Ihr Partner musste seiner „Bonus-Tochter“ hingegen klarmachen, dass sie ihn nicht „Papa“ nennen solle: „Da war sie ganz echauffiert und fühlte sich zurückgewiesen. Sie wusste einfach nicht, wer ich für sie bin.“ Inzwischen hat die Familie einen Erklärungsansatz gefunden.

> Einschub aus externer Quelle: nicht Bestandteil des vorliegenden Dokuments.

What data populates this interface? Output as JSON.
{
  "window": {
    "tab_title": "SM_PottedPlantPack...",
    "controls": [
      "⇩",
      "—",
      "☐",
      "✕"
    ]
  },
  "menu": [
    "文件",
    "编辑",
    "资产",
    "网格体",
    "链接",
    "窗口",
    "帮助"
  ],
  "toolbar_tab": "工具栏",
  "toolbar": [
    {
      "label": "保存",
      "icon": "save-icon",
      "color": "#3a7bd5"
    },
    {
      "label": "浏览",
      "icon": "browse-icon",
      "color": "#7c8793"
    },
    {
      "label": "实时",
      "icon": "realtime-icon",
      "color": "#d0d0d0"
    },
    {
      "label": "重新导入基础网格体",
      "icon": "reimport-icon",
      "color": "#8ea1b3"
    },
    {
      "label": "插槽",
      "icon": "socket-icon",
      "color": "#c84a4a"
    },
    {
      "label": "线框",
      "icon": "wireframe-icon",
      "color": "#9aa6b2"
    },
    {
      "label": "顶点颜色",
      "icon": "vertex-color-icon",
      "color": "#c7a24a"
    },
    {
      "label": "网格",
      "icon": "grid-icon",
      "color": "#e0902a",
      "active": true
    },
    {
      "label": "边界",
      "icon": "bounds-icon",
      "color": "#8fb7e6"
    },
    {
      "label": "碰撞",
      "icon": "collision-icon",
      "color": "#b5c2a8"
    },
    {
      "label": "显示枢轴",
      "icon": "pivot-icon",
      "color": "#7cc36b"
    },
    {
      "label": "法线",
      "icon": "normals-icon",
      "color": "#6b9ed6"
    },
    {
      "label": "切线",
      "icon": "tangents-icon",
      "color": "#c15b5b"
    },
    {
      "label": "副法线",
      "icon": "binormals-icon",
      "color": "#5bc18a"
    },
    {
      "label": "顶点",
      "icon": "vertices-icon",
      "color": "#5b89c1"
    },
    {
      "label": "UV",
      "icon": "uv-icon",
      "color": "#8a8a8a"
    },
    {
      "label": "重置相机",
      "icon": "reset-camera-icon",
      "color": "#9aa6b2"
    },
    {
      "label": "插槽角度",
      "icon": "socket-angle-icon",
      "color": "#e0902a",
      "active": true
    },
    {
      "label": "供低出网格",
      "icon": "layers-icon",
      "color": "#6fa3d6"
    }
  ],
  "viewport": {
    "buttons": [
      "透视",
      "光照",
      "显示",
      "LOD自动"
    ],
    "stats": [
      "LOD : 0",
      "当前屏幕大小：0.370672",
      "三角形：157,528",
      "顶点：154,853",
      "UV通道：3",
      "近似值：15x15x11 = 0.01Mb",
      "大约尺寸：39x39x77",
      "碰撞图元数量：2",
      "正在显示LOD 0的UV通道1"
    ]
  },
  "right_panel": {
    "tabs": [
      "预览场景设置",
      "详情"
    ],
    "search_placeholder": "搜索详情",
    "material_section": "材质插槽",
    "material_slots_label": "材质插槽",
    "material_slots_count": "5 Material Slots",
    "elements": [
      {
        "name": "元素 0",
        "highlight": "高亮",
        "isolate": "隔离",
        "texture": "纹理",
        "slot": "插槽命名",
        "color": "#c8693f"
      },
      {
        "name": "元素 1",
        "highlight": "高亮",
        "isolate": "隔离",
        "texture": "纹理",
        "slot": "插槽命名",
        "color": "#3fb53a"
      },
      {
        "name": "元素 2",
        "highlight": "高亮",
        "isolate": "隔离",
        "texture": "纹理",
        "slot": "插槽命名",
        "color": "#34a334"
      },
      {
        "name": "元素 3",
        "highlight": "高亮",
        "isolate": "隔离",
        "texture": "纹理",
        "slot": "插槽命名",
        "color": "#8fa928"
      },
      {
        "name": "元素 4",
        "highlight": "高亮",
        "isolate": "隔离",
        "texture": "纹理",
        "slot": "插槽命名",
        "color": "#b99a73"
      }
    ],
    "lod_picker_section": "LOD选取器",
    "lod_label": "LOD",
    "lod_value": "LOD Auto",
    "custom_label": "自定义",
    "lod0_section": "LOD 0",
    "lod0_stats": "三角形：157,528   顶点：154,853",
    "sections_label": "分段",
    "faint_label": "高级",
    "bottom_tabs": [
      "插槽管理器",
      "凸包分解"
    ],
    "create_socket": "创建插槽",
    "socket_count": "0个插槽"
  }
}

„Jenny hat Marlene erklärt, dass sie ein Herz mit zwei Kammern hat. Wir sprechen seitdem vom roten und vom blauen Herz, der Papa ist das rote, ich das blaue“, so Lukas Czaja. Wenn Marlene nach der Zeit bei ihrem Vater zurück zu Jennifer Busch und Lukas Czaja kommt, sage sie oft: „Ich bin noch im roten Herz. Ich brauche noch ein bisschen Zeit.“
Patchwork-Familie: Eine „Chance mit vielen Hindernissen.“
Auch wenn der Wechsel zwischen den Familien und das Zusammenleben in neuen Konstellationen für Kinder oft nicht einfach sei, bietet die Patchwork-Familie laut Forschenden viele Vorteile. Durch ihre „Bonus-Eltern“ gewinnen die Kinder etwa eine zusätzliche Bezugsperson, betont das Deutsche Jugendinstitut.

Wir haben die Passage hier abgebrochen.